Given a set of symbols $Q$ of cardinality $n$ , find $(x,y)\in\mathbb{N^2}$ to minimize $xy-n>0$ and $|x-y|$

The obvious brute-force approach would be the $O(N^2)$ solution of comparing all $y_i$ and $y_j$, where $y=(x_1,…,x_i,…,x_n)$ and minimizing first $y_iy_j-n$ and then $y_i-y_j$.

Of course the problem is more nuanced than this simple solution makes it out to be. We can find a much more efficient solution if we look more closely.
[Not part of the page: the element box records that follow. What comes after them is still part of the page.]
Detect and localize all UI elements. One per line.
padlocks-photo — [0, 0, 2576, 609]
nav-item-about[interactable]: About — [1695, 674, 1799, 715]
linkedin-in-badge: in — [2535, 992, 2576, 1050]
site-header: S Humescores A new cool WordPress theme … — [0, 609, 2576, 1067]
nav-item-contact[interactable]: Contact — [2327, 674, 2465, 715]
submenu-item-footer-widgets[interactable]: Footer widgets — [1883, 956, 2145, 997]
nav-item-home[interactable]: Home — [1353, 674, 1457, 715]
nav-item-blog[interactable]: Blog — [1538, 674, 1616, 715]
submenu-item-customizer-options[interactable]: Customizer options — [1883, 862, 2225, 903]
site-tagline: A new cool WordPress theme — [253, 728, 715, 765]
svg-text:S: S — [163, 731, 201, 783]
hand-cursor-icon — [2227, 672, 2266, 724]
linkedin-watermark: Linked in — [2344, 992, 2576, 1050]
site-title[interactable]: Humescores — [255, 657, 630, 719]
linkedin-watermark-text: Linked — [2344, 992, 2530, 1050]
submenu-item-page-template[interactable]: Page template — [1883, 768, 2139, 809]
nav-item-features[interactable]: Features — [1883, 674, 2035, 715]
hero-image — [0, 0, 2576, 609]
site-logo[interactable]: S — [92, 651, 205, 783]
We know all the factors of a given number $n$ lie along the curve $y=n/x$. Given we are finding some optimal pairing of some numbers, let us look at the distribution of factor pairs for $n=30$.

N = 30.0

import numpy as np
import matplotlib.pyplot as plt

# Plotting 30/x
xs = np.linspace(0,N, num=N*10).tolist()
y = [   N/x if x >0 else 0 for x in xs]

# Plotting the factors of 30: 
factors = np.array([(i, N / i) for i in range(1, int(N**0.5)+1) if N % i == 0])

fx = factors[:,0]
fy = factors[:,1]

plt.ylim((0,40))
plt.plot(xs, y,'r')
plt.plot(fx,fy, 'ob')

plt.xlabel('$x$')
plt.ylabel('%s/x'%N)

plt.title('Real and Natural Factors of %s'%int(N))

for xy in factors:
    xy = (int(xy[0]), int(xy[1]))
    plt.annotate('(%s, %s)'%xy, xy = xy, textcoords='offset points')
    

Once we have the function and factors graphed, we see our solution lies at the intersection of $f(x)=\frac{n}{x}$ and $f(x)=x$, i.e. $y=floor(\sqrt{n})$ and $x=ceil(\sqrt{n})$

It turns out this was a very simple issue.